Indeed, the level of detail and specialized knowledge demanded in the preparation and submission of complex corporate tax returns makes it absolutely necessary and proper to delegate responsibility for examining and affirming under penalties of perjury the completeness and accuracy of the return (3) to an employee with the requisite level of professional tax expertise, training, and experience--the Chief Tax Officer.

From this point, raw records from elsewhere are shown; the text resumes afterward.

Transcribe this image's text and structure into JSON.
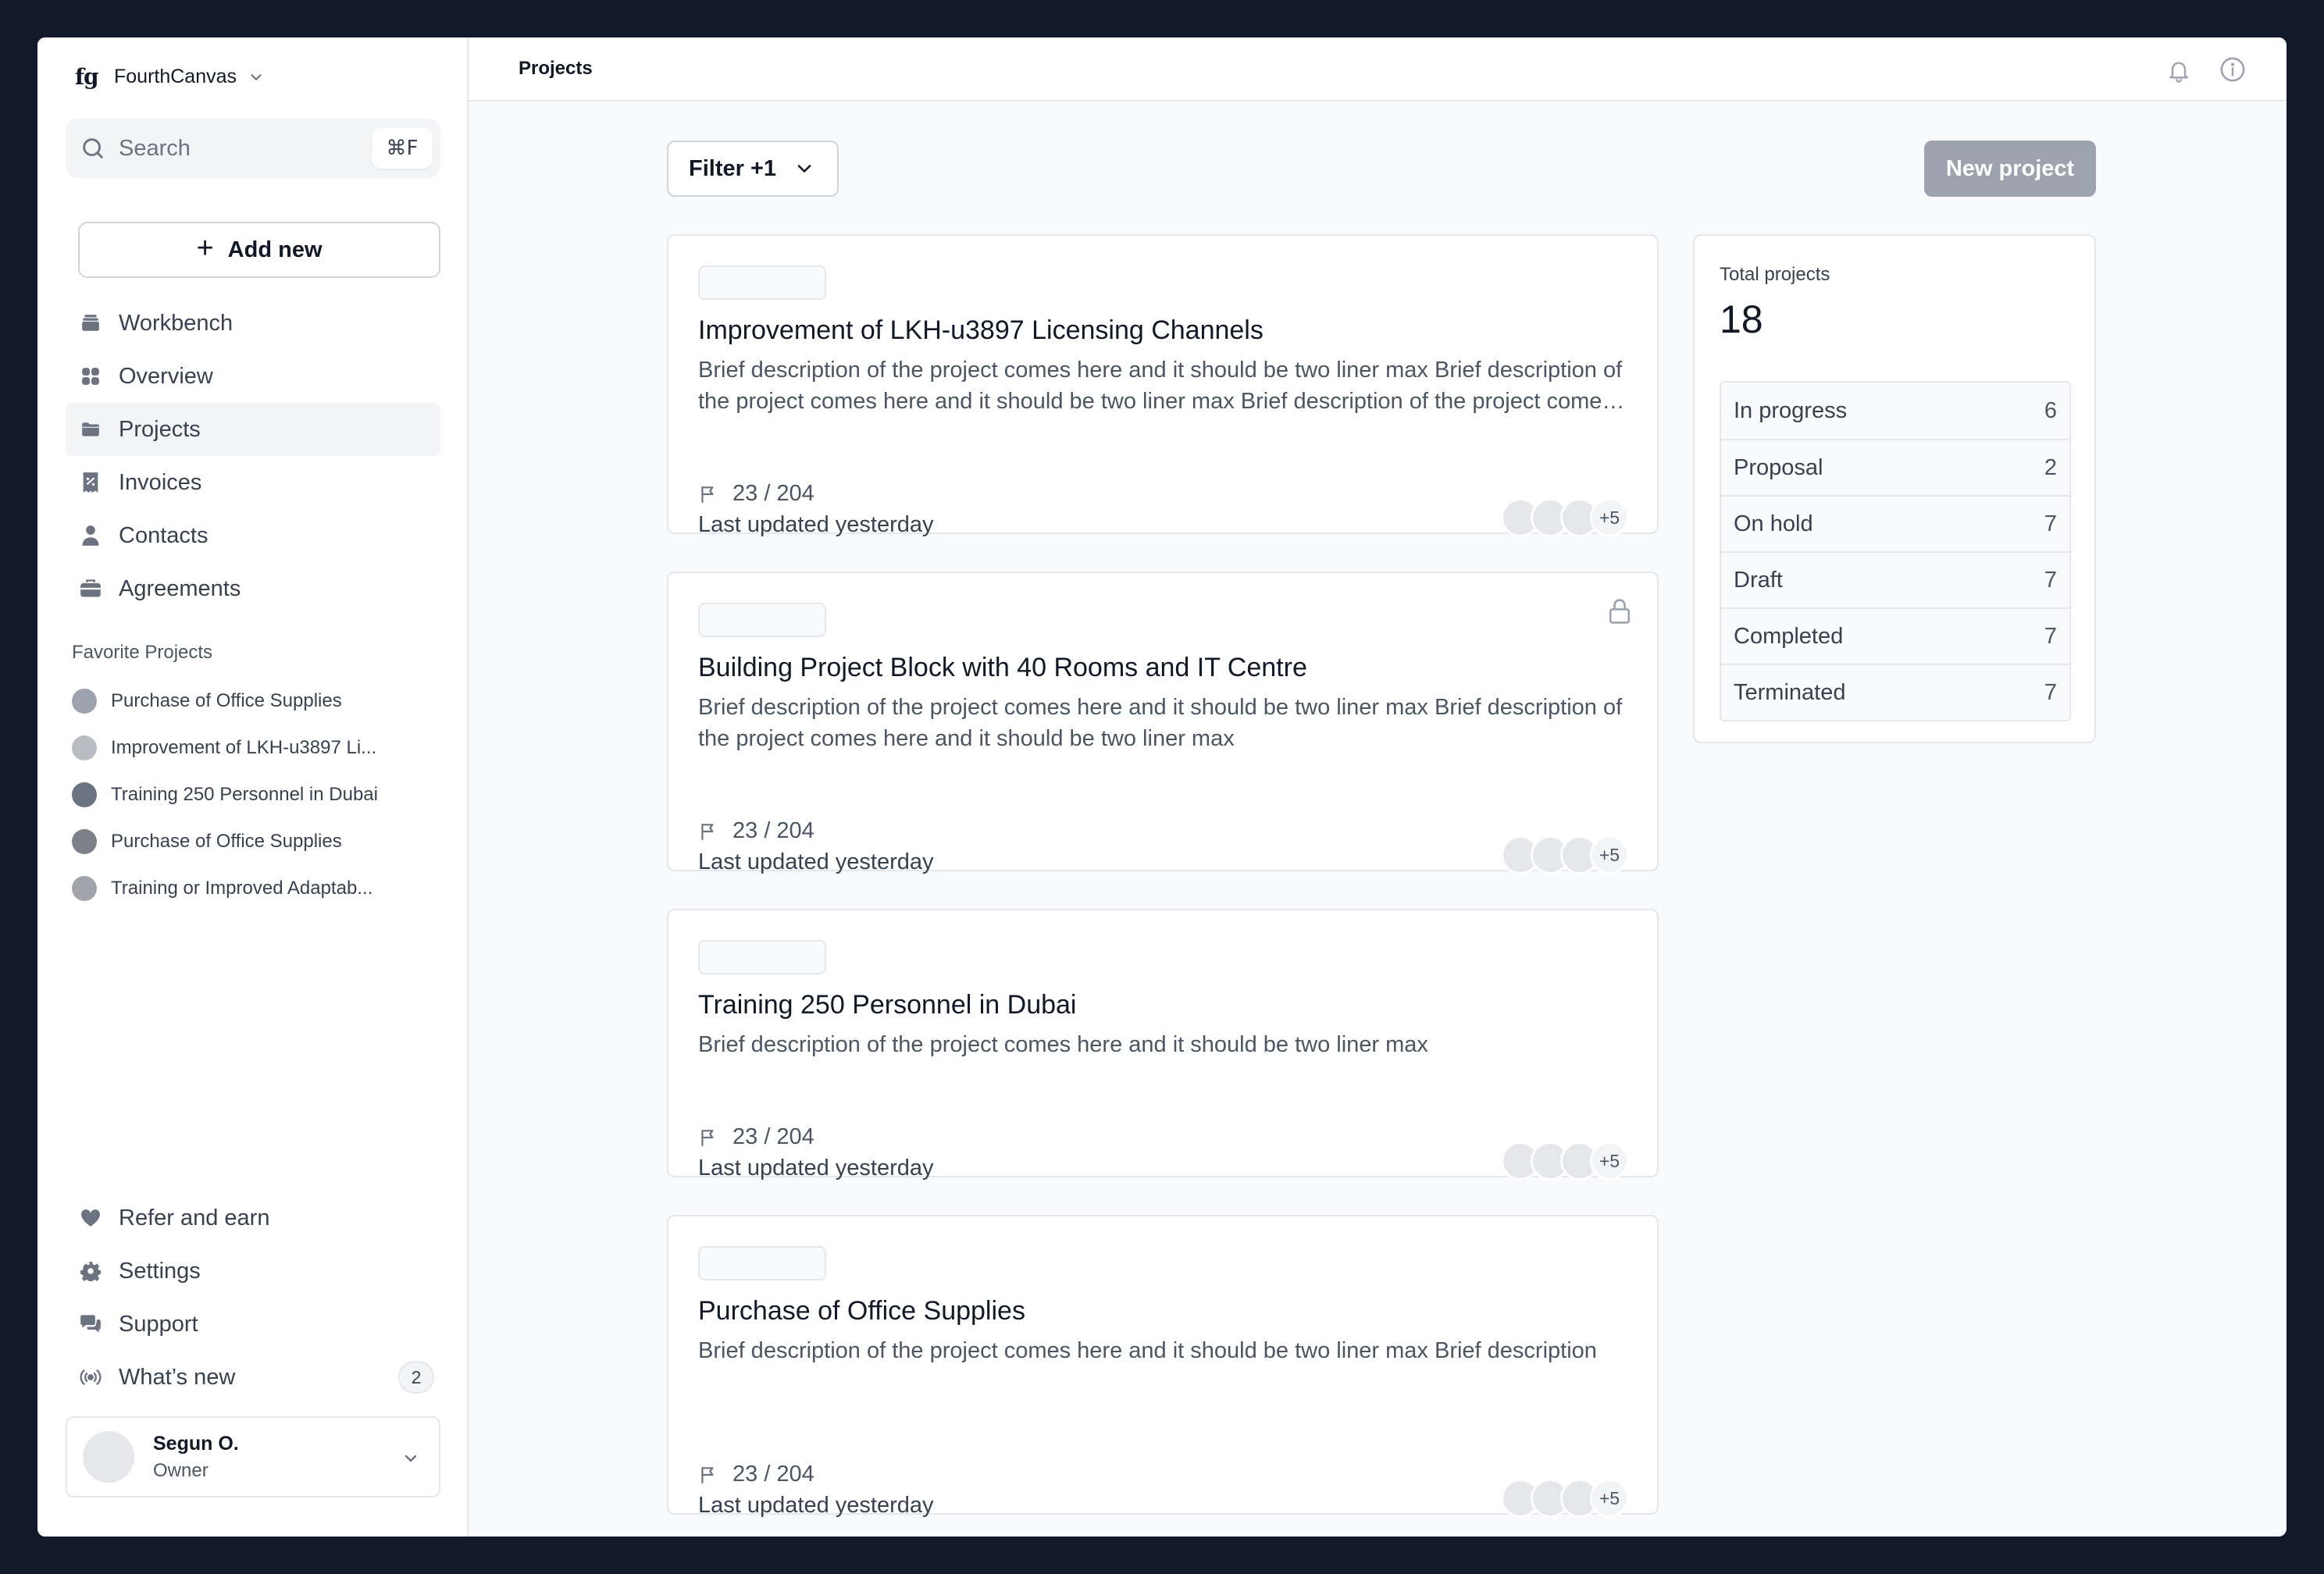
{
  "workspace": {
    "logo": "fg",
    "name": "FourthCanvas"
  },
  "search": {
    "placeholder": "Search",
    "shortcut": "⌘F"
  },
  "add_new": {
    "label": "Add new"
  },
  "nav": [
    {
      "label": "Workbench",
      "icon": "stack-icon"
    },
    {
      "label": "Overview",
      "icon": "grid-icon"
    },
    {
      "label": "Projects",
      "icon": "folder-icon",
      "active": true
    },
    {
      "label": "Invoices",
      "icon": "receipt-icon"
    },
    {
      "label": "Contacts",
      "icon": "person-icon"
    },
    {
      "label": "Agreements",
      "icon": "briefcase-icon"
    }
  ],
  "favorites": {
    "heading": "Favorite Projects",
    "items": [
      {
        "label": "Purchase of Office Supplies",
        "color": "#9ca3af"
      },
      {
        "label": "Improvement of LKH-u3897 Li...",
        "color": "#b9bcc2"
      },
      {
        "label": "Training 250 Personnel in Dubai",
        "color": "#6b7280"
      },
      {
        "label": "Purchase of Office Supplies",
        "color": "#7d8088"
      },
      {
        "label": "Training or Improved Adaptab...",
        "color": "#a1a4aa"
      }
    ]
  },
  "bottom_nav": [
    {
      "label": "Refer and earn",
      "icon": "heart-icon"
    },
    {
      "label": "Settings",
      "icon": "gear-icon"
    },
    {
      "label": "Support",
      "icon": "chat-icon"
    },
    {
      "label": "What’s new",
      "icon": "broadcast-icon",
      "badge": "2"
    }
  ],
  "user": {
    "name": "Segun O.",
    "role": "Owner"
  },
  "topbar": {
    "title": "Projects"
  },
  "toolbar": {
    "filter_label": "Filter +1",
    "new_project_label": "New project"
  },
  "projects": [
    {
      "title": "Improvement of LKH-u3897 Licensing Channels",
      "description": "Brief description of the project comes here and it should be two liner max Brief description of the project comes here and it should be two liner max Brief description of the project comes here and it should be two liner max",
      "progress": "23 / 204",
      "updated": "Last updated yesterday",
      "more": "+5",
      "locked": false
    },
    {
      "title": "Building Project Block with 40 Rooms and IT Centre",
      "description": "Brief description of the project comes here and it should be two liner max Brief description of the project comes here and it should be two liner max",
      "progress": "23 / 204",
      "updated": "Last updated yesterday",
      "more": "+5",
      "locked": true
    },
    {
      "title": "Training 250 Personnel in Dubai",
      "description": "Brief description of the project comes here and it should be two liner max",
      "progress": "23 / 204",
      "updated": "Last updated yesterday",
      "more": "+5",
      "locked": false
    },
    {
      "title": "Purchase of Office Supplies",
      "description": "Brief description of the project comes here and it should be two liner max Brief description",
      "progress": "23 / 204",
      "updated": "Last updated yesterday",
      "more": "+5",
      "locked": false
    }
  ],
  "stats": {
    "label": "Total projects",
    "total": "18",
    "rows": [
      {
        "label": "In progress",
        "count": "6"
      },
      {
        "label": "Proposal",
        "count": "2"
      },
      {
        "label": "On hold",
        "count": "7"
      },
      {
        "label": "Draft",
        "count": "7"
      },
      {
        "label": "Completed",
        "count": "7"
      },
      {
        "label": "Terminated",
        "count": "7"
      }
    ]
  }
}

Given the complexity of most companies' tax affairs, TEI has significant misgivings about the wisdom or practicality of redirecting that task to the CEO. Thus, the proposal should be set aside not to "let the CEO off the hook"--indeed, he or she is already held accountable, both civilly and criminally, for the company's affairs--but for wholly practical reasons. Corporate tax returns are often several thousand pages in length, (4) and making the necessary review and certification of them is not a perfunctory task. In addition to making the required substantive legal and accounting judgments, and familiarizing himself or herself with the facts and circumstances underlying the computations, the officer signing the return must devote substantial time and attention to reviewing and understanding the documents.